FIRRMA directs the CFIUS to impose certain fees on parties who violate the CFIUS review process. Any person who submits a material misstatement or omission in a declaration or notice, or who makes certain other false statements, may be liable for a civil penalty of up to $250,000 per violation.  31 C.F.R. 800.901(a). Any person who fails to comply with the mandatory filing procedures may be liable for a civil penalty of up to $250,000 or the value of the transaction, whichever is greater.  31 C.F.R. 800.901(b).  Furthermore, any person who, after Dec. 22, 2018, intentionally or through gross negligence violates a material provision of a mitigation agreement entered into before Oct. 11, 2018, will also be liable for a civil penalty of up to $250,000 or the value of the transaction.  31 C.F.R. 800.901(c).  Further guidance on penalties is expected in new rules to come from the CFIUS.

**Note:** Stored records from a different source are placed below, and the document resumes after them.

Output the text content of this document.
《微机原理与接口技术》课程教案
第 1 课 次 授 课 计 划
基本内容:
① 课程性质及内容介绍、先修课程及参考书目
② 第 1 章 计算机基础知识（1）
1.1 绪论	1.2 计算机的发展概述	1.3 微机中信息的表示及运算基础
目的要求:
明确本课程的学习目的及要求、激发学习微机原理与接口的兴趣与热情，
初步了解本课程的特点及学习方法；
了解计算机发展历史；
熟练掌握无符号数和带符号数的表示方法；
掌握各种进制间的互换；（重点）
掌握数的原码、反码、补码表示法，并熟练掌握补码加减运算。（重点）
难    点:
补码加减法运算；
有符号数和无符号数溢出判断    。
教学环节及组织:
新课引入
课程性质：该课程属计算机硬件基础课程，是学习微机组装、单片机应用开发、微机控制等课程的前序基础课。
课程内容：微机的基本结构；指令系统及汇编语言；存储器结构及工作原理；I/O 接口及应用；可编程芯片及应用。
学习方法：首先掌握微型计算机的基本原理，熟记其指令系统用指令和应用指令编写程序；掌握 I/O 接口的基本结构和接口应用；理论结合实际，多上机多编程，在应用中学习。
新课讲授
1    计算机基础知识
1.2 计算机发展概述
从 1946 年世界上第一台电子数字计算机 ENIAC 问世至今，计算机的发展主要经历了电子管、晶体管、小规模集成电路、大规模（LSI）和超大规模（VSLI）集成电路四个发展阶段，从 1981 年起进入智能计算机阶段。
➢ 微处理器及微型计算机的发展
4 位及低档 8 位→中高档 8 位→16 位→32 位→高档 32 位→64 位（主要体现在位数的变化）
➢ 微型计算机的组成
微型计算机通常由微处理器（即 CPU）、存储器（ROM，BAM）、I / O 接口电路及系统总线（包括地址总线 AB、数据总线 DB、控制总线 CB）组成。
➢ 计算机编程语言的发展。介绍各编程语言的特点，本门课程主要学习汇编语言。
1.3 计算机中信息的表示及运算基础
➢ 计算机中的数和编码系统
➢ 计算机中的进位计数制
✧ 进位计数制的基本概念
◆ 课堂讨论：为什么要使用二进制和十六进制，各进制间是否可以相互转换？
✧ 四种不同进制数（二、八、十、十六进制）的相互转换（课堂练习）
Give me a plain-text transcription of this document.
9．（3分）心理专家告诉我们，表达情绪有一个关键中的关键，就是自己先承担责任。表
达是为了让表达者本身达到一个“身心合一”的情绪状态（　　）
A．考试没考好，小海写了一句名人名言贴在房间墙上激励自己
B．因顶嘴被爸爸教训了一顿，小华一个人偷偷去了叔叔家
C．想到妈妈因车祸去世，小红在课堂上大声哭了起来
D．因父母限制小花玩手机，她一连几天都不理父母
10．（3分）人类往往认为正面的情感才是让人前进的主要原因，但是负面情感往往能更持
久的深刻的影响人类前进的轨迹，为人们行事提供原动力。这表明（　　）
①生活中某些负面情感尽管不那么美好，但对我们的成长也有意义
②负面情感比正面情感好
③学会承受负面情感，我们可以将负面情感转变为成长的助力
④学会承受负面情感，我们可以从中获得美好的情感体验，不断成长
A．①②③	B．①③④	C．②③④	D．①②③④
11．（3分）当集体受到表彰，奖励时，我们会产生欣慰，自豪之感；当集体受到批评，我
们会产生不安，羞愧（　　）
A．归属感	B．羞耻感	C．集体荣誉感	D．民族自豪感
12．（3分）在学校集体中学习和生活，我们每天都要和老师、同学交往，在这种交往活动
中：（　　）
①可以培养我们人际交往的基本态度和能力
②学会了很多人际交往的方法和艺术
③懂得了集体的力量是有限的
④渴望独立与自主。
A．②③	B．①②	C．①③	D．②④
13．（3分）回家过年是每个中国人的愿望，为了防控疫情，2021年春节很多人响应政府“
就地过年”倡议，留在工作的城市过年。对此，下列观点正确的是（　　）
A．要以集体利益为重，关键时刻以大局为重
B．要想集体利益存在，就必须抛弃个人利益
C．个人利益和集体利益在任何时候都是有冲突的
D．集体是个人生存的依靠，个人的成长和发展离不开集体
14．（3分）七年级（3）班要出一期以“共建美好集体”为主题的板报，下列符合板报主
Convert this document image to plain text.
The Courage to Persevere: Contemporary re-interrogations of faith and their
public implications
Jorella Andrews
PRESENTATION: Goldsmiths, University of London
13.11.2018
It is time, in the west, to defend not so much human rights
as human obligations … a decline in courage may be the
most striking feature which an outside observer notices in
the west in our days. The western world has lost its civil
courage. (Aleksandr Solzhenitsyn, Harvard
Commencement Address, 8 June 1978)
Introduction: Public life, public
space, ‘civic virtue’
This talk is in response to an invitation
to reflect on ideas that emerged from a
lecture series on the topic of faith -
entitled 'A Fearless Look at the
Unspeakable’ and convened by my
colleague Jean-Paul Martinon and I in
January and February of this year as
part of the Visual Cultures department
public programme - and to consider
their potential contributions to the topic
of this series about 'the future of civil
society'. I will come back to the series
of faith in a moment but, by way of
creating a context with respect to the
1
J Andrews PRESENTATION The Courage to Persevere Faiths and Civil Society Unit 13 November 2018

FIRRMA and the recently enacted final regulations make a variety of sweeping changes to the CFIUS process that will certainly bring more transactions under the scope of CFIUS review.  These changes were implemented in response to increased national security concerns but were carefully crafted to avoid suppressing foreign direct investment in the United States.  Nevertheless, given the significant penalties associated with violations of CFIUS regulations, it is extremely important that all parties to investment transactions take steps to ensure compliance with CFIUS regulations.